Monitor These Indicators To Know If A Recession Is Coming

​A recession is a period of six months, although it may last longer, where the economy of a country is declining, as the industrial and commercial activities decrease, lowering the salaries and reducing the numbers of employees and job offers.

It is a difficult time for the country’s economy, but also considered healthy and necessary to some degree to allow its further growth.

Why should you care about it?

As a trader, it is essential to pay attention to the possible changes in the economy. These changes affect the financial markets directly, and the consequences of economic crisis or recessions can endanger many of the investments that traders may have, resulting in significant losses and even bankruptcy.

A recession can produce a domino effect on the economy. Most of it created because of panic. The devaluing of assets, the sudden closure of medium and small companies because they can't pay their employees, and many other problems cause people to get worried as they watch their pockets getting emptier.

These are the indicators you want to monitor that will give you early hints about a possible recession coming

- Yield Curve:

The yield indicates what the interest rate of a bond is. The yield curve is a line that represents the yields (interest rates) of similar bonds with different maturity, from short-term bonds on the left to long-term bonds on the right. The yield curve normally has an upward slope. The line is rising from left to right – indicating that interest rates are higher on long-term bonds than on short term bonds.

However, when that is not the case, the line inverts and may have a downward slope, known as the inverted yield curve. This situation is abnormal and occurs when long-term bonds offer lower yields than short-term bonds. An inverted yield curve is a warning sign for an economic recession.

- Confidence Index:

Every monetary transaction is closely affected by emotions. People act differently depending on what they feel about it. Before a recession, usually people don’t feel confident about how are things going, so they are undecided about making investments.

- Employment rates:

The percentage of unemployed citizens and the number of job positions offered are significant indicators of how is the economy doing. High unemployment and low job offers can indicate that a recession is coming.

- Recession probability by the Fed:

Fed, or Federal Reserve, keep track of the signs that may lead to a recession, and publish the updates usually at the beginning of the month. When the index reaches at least 30% on a possible recession, it can be taken as a warning.

- LEI (Leading Economic Index):

This indicator, published by the Conference Board, compiles ten datasets that intent to predict the course of the economy worldwide. It is recommended to read it year-to-year to have a correct lecture of this index and notice if the growth has been positive or negative.
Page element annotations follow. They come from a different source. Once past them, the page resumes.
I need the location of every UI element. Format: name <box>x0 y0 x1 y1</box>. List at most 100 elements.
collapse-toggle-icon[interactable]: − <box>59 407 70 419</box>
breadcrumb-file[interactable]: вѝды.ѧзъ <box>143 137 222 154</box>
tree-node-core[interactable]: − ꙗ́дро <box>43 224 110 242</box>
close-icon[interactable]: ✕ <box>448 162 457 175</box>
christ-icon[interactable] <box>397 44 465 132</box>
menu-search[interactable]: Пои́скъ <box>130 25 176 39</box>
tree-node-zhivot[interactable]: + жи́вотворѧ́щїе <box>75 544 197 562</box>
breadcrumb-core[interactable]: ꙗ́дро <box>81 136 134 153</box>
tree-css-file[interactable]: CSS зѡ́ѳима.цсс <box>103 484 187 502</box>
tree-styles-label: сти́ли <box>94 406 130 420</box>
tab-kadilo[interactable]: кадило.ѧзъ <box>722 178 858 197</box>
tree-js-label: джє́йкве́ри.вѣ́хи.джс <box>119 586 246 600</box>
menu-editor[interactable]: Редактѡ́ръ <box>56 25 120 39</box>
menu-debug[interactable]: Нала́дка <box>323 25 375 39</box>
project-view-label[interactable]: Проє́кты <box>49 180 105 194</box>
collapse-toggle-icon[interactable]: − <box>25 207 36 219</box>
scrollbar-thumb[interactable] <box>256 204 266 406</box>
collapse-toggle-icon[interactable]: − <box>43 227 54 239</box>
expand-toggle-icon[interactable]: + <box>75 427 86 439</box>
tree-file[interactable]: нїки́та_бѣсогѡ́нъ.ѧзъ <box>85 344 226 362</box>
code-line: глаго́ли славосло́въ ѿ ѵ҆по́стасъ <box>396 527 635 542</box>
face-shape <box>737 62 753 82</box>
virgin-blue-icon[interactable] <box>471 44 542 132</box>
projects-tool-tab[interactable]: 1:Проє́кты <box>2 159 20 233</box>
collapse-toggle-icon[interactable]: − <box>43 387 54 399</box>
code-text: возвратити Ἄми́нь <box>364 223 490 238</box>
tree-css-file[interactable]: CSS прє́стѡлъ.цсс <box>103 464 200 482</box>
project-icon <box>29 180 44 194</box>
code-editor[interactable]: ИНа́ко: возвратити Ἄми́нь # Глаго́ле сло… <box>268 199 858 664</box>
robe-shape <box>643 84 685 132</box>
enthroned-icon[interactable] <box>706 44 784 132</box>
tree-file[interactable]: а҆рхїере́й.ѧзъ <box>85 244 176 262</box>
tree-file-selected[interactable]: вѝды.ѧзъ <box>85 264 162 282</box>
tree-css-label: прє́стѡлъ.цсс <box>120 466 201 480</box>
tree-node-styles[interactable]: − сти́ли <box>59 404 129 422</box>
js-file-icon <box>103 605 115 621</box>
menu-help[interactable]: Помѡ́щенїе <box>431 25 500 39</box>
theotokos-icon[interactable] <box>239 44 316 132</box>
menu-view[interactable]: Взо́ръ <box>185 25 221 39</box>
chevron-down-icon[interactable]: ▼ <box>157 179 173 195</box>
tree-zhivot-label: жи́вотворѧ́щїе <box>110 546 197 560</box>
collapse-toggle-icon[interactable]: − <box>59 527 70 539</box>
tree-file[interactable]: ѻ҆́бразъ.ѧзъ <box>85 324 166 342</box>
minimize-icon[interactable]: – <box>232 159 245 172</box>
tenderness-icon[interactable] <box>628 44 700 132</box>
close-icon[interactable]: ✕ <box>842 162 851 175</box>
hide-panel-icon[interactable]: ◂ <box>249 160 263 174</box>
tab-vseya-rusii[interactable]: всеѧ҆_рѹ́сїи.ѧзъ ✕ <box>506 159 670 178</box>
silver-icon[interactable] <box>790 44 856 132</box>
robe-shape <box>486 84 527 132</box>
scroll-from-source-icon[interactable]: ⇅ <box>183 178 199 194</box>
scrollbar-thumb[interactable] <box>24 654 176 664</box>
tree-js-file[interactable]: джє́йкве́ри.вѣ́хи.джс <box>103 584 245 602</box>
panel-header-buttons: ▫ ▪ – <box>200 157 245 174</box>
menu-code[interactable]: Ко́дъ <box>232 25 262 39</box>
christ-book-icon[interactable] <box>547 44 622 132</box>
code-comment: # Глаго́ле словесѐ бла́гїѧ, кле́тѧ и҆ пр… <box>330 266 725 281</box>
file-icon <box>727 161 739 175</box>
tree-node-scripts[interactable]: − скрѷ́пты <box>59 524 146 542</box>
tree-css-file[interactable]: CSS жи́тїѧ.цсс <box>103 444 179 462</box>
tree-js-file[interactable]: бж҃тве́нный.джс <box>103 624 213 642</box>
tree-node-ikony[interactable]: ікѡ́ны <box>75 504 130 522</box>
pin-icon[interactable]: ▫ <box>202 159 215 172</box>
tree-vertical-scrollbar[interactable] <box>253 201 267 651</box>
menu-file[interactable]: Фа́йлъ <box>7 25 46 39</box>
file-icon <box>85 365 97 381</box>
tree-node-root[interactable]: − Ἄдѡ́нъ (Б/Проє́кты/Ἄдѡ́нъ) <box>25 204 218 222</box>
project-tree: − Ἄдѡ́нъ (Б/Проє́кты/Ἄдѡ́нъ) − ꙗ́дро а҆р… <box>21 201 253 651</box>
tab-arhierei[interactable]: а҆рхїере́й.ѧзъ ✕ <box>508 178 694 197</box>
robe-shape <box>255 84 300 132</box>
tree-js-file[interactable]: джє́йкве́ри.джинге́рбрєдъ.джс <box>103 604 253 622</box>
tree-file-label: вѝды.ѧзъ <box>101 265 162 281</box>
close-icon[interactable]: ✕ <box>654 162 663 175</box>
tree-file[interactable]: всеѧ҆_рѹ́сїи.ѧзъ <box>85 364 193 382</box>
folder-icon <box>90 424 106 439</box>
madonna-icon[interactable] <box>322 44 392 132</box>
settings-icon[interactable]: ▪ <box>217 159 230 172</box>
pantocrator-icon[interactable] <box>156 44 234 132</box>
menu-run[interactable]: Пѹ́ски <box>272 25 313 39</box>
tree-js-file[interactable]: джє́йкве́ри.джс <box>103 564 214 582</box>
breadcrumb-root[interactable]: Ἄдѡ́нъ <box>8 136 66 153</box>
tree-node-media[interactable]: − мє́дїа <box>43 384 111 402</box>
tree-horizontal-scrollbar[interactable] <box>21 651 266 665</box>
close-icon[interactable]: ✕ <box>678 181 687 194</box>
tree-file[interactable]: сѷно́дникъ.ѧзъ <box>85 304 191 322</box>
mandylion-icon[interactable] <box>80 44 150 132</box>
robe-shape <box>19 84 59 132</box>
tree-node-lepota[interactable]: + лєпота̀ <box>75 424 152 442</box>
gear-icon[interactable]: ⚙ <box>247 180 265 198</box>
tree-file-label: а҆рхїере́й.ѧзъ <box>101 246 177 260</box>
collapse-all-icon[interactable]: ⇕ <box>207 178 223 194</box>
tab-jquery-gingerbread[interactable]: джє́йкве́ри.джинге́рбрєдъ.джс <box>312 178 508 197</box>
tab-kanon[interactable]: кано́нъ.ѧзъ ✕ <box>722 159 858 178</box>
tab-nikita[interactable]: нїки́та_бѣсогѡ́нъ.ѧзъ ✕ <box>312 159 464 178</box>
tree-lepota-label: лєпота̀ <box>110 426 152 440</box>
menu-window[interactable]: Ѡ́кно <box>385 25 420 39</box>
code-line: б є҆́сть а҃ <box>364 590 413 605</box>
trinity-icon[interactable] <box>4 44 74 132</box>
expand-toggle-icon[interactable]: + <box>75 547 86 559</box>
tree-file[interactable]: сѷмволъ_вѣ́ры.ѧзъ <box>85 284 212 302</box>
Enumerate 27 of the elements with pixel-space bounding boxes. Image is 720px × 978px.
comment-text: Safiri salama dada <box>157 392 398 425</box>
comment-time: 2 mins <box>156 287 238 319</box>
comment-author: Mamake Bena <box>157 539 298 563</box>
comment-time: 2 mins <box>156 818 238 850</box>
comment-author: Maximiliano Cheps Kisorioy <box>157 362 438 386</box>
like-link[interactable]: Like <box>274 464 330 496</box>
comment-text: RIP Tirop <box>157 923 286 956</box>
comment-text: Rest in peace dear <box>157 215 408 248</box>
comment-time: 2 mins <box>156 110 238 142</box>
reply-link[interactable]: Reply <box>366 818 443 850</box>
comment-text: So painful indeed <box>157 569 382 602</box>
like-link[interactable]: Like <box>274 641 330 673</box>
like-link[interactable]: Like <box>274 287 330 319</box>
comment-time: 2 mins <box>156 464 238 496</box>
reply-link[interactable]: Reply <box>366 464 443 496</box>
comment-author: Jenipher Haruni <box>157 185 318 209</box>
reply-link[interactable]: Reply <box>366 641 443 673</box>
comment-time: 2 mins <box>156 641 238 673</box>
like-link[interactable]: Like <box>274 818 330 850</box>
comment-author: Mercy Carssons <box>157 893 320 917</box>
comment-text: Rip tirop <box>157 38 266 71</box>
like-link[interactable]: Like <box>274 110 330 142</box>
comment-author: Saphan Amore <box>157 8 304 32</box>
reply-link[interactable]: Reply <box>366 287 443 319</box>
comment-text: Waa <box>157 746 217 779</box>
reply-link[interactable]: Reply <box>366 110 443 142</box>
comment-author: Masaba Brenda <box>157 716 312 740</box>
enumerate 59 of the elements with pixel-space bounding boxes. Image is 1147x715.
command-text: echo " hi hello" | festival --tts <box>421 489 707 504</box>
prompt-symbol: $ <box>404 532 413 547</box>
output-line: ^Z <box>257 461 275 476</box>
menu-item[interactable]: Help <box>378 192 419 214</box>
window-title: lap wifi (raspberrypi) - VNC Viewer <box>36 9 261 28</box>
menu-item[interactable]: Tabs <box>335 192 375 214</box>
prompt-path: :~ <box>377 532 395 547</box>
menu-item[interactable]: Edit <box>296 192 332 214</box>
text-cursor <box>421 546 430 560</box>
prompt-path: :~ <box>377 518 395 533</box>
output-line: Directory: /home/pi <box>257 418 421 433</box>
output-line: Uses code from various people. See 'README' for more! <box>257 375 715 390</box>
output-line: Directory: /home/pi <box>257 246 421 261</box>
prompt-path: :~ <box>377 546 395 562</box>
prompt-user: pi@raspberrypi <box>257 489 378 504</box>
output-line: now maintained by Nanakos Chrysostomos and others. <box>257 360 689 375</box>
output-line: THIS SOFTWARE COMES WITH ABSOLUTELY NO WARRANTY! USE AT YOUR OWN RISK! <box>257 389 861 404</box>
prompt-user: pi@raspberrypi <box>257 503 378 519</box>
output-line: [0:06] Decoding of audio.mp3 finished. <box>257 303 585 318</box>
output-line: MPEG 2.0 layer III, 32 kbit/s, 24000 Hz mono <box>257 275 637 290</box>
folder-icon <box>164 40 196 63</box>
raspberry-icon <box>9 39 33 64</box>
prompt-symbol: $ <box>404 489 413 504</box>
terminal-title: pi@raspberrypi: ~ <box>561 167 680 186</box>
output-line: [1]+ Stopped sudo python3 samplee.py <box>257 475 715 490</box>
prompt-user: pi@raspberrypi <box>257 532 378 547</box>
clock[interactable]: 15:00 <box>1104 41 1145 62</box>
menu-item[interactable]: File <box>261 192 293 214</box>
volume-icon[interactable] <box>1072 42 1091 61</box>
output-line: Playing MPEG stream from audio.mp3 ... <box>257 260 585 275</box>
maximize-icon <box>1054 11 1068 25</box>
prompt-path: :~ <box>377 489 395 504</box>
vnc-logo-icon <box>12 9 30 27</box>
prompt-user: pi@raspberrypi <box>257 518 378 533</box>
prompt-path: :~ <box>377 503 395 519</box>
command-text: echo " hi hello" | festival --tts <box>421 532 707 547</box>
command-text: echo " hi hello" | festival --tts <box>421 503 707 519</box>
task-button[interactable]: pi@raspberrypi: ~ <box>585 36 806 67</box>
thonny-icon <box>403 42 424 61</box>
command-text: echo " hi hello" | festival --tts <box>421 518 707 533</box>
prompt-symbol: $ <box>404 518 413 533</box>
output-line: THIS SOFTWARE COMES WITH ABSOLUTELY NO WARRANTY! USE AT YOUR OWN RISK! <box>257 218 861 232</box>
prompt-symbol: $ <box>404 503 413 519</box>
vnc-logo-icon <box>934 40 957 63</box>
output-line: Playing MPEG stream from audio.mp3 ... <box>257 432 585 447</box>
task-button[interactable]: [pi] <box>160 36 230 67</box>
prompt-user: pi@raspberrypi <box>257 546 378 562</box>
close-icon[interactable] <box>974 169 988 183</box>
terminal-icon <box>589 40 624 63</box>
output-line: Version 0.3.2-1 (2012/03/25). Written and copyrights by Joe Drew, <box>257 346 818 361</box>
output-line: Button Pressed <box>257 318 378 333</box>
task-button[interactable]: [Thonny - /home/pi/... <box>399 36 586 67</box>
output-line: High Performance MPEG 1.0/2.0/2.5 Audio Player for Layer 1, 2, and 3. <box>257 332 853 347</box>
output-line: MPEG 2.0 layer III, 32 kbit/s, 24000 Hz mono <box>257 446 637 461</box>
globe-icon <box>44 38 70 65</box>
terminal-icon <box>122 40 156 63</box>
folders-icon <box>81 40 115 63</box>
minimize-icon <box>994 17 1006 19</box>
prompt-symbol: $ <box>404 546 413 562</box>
- GDP (Gross Domestic Product):

The GDP represents the growth and expansion of the economy in a country. If GDP growth lowers below 2%, it could be leading to a possible recession later down the road. Similarly, sharp fluctuations in GDP numbers can also indicate problems ahead. For example, if GDP drops suddenly, but goes up again, there is a chance that it will then decline again in a consecutive way.

- Company Stocks (stock market):

The stock markets are damned to suffer when a recession occurs, so keeping an eye on the movement of the assets is a great way to detect early the signs of a future recession.

- House pricing:

Lastly, an indicator of a possible recession can be the reduction of the sales of properties. When house prices decline, it is better to start making preparations for a rainy day.

How are we doing?

​If you have followed these indicators, you may notice that it is probably that in 2020, the U.S. economy will suffer a recession. Nevertheless, you must not panic. A probability is not a certainty, and the economy could go back to its healthy balance before the year ends.